Au confluent des rencontres, naît, parfois, la «juste» amitié, issue de cet échange fructueux entre deux individus, artistes de surcroît
Invité par le Centre culturel français et notamment par son ami Abderrahmane Djelfaoui pour animer un récital poétique à Alger, le poète méditerranéen d'expression française comme il se plaît à se qualifier Yves Broussard, est, lors de son court séjour, il y a quelques semaines, allé à la rencontre d'hommes intellectuels, notamment des écrivains, éditeurs, journalistes, férus de poésie et de littérature sans oublier cette singulière rencontre avec l'artiste peintre et sculpteur Azwaw Mammeri dont nous avons été le témoin d'un jour. L'initiative était signée A.Djelfaoui, l'entremetteur de service.

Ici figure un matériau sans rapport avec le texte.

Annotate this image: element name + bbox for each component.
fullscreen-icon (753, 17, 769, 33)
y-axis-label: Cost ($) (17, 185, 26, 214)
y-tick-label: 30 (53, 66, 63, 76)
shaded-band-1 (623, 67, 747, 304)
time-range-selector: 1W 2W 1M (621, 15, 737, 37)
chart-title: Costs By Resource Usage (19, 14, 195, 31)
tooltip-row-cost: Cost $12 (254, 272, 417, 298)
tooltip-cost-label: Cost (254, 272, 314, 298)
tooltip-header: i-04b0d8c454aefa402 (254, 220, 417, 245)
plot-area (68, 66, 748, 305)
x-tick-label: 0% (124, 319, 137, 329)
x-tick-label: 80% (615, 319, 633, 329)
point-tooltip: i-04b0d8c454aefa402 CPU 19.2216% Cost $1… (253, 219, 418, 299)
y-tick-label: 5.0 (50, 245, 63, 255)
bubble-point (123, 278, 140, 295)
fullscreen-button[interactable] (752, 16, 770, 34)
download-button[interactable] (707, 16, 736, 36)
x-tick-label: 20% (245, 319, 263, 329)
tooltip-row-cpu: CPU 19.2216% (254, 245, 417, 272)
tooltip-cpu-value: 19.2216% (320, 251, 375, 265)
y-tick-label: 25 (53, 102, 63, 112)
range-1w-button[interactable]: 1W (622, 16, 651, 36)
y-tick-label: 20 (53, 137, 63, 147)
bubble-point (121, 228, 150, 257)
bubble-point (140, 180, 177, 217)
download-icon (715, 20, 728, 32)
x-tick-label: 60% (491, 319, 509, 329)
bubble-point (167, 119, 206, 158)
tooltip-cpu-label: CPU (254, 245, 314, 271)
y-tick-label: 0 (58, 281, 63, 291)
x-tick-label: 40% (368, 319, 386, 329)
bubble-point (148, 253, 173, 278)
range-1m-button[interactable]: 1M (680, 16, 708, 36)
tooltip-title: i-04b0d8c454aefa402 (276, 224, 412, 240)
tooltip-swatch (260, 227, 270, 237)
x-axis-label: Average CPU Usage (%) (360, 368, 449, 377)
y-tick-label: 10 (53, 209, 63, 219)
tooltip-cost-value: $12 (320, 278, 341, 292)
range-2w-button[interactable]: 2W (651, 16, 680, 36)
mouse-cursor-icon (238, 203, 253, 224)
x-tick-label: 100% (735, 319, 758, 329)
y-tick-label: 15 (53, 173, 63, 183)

Au confluent des rencontres naît, parfois, la «juste» amitié, et se tissent les affinités, issues de cet échange fructueux, entre deux individus, de surcroît artistes. Deux entités humaines, deux sensibilités qui se découvrent l'un à l'autre et se rejoignent dans la possibilité ou la capacité qu'a chacun de «magnifier l'éphémère» par le biais de son moi créateur. L'un avec ses vers, l'autre grâce à sa palette de couleurs et ses divers matériaux, parvenant ainsi à travers le discours «sublimé» qu'ils véhiculent, à traduire les mystères de «la vie élémentaire qui nous compose». Comment ces deux-là ne pouvaient-ils pas se rencontrer. «L'impulsion d'écrire est le produit d'émotions percutantes», a écrit André Ughetto. Aussi, d'un geste spontané, l'artiste peintre, ce grand enfant, manie ses pinceaux et affûte ses couteaux comme le poète, qui, d'un revers de la main, part avec sa plume sur la feuille blanche y opposer sa rêverie. Celle-ci, tributaire de l'instant, ne se révèle qu'au moment où les tiroirs de notre mémoire s'ouvrent pour qu'enfin naissent les plus tiroirs oeuvres d'art... Incontestablement Yves Broussard et Azwaw Mammeri n'étaient venus au monde que pour se comprendre.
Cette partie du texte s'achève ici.